CMS and HHS use HCC models for Medicare and ACA marketplace enrollees, even though there have been increases in the diagnostic specificity of claims data since 2015. Some stakeholders are concerned that HCC models do not take advantage of stronger diagnostic information, larger datasets, faster computers, and improved machine learning models. In addition, HCC models may be vulnerable to diagnostic upcoding, gaming, and fraud.

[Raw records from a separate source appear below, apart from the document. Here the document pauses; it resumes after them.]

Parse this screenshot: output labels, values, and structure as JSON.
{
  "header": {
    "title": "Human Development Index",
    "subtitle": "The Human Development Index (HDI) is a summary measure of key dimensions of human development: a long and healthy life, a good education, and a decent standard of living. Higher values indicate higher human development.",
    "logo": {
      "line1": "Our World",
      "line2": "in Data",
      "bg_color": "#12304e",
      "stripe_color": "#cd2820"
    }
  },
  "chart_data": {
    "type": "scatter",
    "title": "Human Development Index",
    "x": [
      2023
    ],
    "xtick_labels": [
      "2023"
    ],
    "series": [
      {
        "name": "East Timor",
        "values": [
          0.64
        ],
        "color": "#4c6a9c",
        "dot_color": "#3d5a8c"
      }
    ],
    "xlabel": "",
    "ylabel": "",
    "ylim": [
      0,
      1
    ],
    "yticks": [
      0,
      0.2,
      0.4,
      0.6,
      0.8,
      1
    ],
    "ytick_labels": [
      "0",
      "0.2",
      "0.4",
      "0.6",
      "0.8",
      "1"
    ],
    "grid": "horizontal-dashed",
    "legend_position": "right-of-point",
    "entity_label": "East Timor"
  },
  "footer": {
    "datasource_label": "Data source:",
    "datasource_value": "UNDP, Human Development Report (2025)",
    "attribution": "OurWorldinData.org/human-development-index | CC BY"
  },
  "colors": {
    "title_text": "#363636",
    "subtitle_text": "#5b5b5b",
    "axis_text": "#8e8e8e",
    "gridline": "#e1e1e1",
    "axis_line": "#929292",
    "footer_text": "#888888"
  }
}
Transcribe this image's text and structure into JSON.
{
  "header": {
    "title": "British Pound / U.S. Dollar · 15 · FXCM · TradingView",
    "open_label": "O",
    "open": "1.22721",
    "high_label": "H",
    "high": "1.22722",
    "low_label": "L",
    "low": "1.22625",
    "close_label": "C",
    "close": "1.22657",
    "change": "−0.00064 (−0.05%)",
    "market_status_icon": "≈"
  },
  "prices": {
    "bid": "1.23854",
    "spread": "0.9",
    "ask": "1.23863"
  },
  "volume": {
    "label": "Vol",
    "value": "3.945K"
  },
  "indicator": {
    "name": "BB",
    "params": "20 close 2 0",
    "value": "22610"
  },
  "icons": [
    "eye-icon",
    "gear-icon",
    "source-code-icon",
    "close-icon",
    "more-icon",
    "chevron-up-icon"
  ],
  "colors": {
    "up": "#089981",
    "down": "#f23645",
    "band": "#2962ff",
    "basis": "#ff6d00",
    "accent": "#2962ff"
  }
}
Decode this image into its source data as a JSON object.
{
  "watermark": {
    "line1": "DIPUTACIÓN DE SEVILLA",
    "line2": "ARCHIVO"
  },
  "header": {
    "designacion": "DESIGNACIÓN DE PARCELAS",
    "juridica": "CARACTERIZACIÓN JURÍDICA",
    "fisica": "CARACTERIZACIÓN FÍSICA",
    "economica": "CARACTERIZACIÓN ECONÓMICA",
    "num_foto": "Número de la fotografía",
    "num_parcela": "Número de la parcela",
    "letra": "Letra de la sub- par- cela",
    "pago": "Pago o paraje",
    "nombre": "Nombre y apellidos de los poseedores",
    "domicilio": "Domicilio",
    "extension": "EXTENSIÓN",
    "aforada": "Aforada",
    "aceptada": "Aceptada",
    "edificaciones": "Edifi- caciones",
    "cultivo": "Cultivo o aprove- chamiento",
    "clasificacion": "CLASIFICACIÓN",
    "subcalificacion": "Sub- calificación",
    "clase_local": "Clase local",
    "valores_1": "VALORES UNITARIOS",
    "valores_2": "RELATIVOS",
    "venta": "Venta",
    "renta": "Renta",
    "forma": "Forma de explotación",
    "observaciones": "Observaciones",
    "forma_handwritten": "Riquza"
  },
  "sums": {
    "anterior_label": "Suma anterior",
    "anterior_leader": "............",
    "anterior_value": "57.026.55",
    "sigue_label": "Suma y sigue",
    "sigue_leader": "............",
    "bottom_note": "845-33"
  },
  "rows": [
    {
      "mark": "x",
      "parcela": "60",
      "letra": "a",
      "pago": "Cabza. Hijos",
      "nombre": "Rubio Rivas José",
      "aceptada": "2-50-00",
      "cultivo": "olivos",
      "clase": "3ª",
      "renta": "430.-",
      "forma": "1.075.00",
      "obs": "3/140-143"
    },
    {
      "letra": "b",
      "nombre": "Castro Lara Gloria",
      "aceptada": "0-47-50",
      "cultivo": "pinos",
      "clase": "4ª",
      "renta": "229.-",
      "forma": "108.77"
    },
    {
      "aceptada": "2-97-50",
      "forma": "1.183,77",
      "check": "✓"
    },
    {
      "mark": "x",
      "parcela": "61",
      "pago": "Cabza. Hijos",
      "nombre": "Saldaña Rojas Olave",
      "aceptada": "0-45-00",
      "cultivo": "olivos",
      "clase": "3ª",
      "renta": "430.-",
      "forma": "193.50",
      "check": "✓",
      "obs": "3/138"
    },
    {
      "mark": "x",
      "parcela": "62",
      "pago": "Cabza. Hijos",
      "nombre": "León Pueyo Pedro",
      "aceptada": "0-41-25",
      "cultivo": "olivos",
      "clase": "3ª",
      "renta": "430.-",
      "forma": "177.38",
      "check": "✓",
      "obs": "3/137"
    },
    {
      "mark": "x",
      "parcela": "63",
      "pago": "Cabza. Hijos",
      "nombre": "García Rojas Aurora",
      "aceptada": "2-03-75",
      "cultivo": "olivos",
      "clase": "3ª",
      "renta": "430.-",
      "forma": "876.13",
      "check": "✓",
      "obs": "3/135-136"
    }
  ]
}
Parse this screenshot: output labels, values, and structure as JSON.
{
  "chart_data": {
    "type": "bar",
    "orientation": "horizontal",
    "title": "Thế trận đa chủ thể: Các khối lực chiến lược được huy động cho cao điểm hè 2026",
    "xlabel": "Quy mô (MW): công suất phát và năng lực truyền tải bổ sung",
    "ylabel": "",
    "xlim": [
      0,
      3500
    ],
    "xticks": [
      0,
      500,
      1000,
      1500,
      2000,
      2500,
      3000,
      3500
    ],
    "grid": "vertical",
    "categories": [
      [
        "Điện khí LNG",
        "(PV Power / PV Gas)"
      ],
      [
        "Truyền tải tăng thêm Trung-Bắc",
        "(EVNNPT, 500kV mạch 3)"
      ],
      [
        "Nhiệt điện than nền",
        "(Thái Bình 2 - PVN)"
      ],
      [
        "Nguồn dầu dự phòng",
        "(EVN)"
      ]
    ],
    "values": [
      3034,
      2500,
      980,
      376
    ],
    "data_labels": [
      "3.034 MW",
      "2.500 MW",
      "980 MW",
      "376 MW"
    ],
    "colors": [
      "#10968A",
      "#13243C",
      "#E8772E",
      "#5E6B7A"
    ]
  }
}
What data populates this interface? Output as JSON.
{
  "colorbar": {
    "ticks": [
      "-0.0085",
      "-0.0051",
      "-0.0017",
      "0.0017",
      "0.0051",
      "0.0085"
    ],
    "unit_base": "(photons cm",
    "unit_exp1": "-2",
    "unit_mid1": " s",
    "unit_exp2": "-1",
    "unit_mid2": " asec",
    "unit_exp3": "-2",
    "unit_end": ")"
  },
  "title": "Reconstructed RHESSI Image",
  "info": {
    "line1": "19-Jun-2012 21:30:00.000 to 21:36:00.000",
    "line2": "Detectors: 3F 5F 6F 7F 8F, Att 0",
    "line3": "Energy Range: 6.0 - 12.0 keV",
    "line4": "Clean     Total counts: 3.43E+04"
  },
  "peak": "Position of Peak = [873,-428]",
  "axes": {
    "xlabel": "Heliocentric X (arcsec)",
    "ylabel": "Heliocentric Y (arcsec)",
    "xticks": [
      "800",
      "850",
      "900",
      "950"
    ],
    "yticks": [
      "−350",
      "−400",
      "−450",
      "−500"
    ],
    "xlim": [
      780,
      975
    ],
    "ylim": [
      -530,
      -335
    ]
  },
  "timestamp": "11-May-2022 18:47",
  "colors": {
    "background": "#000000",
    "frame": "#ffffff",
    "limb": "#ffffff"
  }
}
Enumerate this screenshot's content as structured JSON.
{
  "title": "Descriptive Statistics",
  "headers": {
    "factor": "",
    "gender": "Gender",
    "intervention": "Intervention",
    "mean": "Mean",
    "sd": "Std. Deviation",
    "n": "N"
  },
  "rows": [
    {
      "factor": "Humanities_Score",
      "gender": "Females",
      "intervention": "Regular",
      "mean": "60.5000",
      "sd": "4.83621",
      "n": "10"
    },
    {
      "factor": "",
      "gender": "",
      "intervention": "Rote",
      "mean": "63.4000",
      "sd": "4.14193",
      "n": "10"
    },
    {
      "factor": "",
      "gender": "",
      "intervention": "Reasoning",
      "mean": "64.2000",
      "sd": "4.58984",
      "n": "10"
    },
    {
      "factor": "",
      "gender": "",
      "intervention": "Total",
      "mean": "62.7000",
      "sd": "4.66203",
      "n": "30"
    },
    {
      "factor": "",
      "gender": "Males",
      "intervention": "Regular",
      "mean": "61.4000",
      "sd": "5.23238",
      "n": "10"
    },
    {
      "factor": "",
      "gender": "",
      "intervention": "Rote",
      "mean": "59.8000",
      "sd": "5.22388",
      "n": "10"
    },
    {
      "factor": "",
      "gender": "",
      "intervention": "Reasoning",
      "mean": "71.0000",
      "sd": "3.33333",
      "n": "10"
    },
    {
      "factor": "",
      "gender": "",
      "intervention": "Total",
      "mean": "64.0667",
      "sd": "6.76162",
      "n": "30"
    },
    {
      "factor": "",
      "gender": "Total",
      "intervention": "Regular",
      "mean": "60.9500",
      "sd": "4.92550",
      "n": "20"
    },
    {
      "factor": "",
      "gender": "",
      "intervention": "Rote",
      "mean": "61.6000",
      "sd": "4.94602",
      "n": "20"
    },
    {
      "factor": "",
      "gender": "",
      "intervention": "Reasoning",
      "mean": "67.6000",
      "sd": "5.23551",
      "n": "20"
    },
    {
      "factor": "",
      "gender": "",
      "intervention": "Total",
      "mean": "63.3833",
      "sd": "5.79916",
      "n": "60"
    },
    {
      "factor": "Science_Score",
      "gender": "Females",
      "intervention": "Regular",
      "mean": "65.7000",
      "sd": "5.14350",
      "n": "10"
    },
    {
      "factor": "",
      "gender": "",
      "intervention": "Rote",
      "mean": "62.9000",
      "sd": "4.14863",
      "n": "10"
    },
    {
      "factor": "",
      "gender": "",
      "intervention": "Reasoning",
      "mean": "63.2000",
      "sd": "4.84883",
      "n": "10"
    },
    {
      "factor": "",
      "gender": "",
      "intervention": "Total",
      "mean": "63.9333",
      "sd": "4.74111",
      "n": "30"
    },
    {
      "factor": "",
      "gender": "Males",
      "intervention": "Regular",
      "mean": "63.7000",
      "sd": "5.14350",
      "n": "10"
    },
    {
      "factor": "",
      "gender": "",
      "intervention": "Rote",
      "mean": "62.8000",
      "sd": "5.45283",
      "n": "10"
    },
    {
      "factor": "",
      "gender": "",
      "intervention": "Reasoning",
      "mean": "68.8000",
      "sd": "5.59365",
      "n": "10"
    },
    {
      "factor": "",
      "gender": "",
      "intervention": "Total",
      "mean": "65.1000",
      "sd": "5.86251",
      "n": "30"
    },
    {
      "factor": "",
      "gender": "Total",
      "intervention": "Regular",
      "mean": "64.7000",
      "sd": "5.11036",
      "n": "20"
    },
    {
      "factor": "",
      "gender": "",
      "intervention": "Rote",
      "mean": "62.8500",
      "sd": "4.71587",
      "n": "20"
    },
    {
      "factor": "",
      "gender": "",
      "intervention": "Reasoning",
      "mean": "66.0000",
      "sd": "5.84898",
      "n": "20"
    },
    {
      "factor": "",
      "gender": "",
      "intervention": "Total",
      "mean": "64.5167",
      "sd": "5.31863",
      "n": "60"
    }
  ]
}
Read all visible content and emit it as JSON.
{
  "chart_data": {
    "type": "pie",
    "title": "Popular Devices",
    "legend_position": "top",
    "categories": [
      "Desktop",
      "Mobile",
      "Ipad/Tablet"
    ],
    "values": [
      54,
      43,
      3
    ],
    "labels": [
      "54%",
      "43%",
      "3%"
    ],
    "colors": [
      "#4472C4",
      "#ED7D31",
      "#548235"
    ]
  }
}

Researchers used clinical judgment to organize diagnostic items (DXIs) into DCG groups and hierarchies to be used as model building blocks. Then, they developed, implemented, and evaluated a novel machine learning algorithm to automate and empirically organize the groups and hierarchies into clusters for variable selection and prediction.
The study included 35 million commercial health insurance enrollees 64 years and younger. The DCG model had a coefficient of determination or R2 of 0.535, performing better than using Charlson Comorbidity Index variables as predictors or using diagnostic categories from the HHS HCC model (0.428)
The DCG model reduced the number of parameters needed by 80 percent and reduced model sensitivity to upcoding compared with simple additive models. The model also reliably priced rare diseases, keeping mean predicted spending within 12 percent or actual spending for the 3 percent of people who have at least one diagnosis as rare as one in one million. In contrast, the HHS HCC model underpaid this group by 33 percent.
The DCG algorithm had greater predictive power and was able to ignore diagnoses due to vagueness, inconsistent use, or gameability. In addition, the model’s hierarchy restrictions ignored lower-ranked diagnoses when in the presence of clinically related, higher-ranked diagnoses, and the algorithm’s final models avoided negative predictions.
The study findings suggest that CMS and HHS could improve risk adjustment models by automating DXI clustering within clinically specified hierarchies.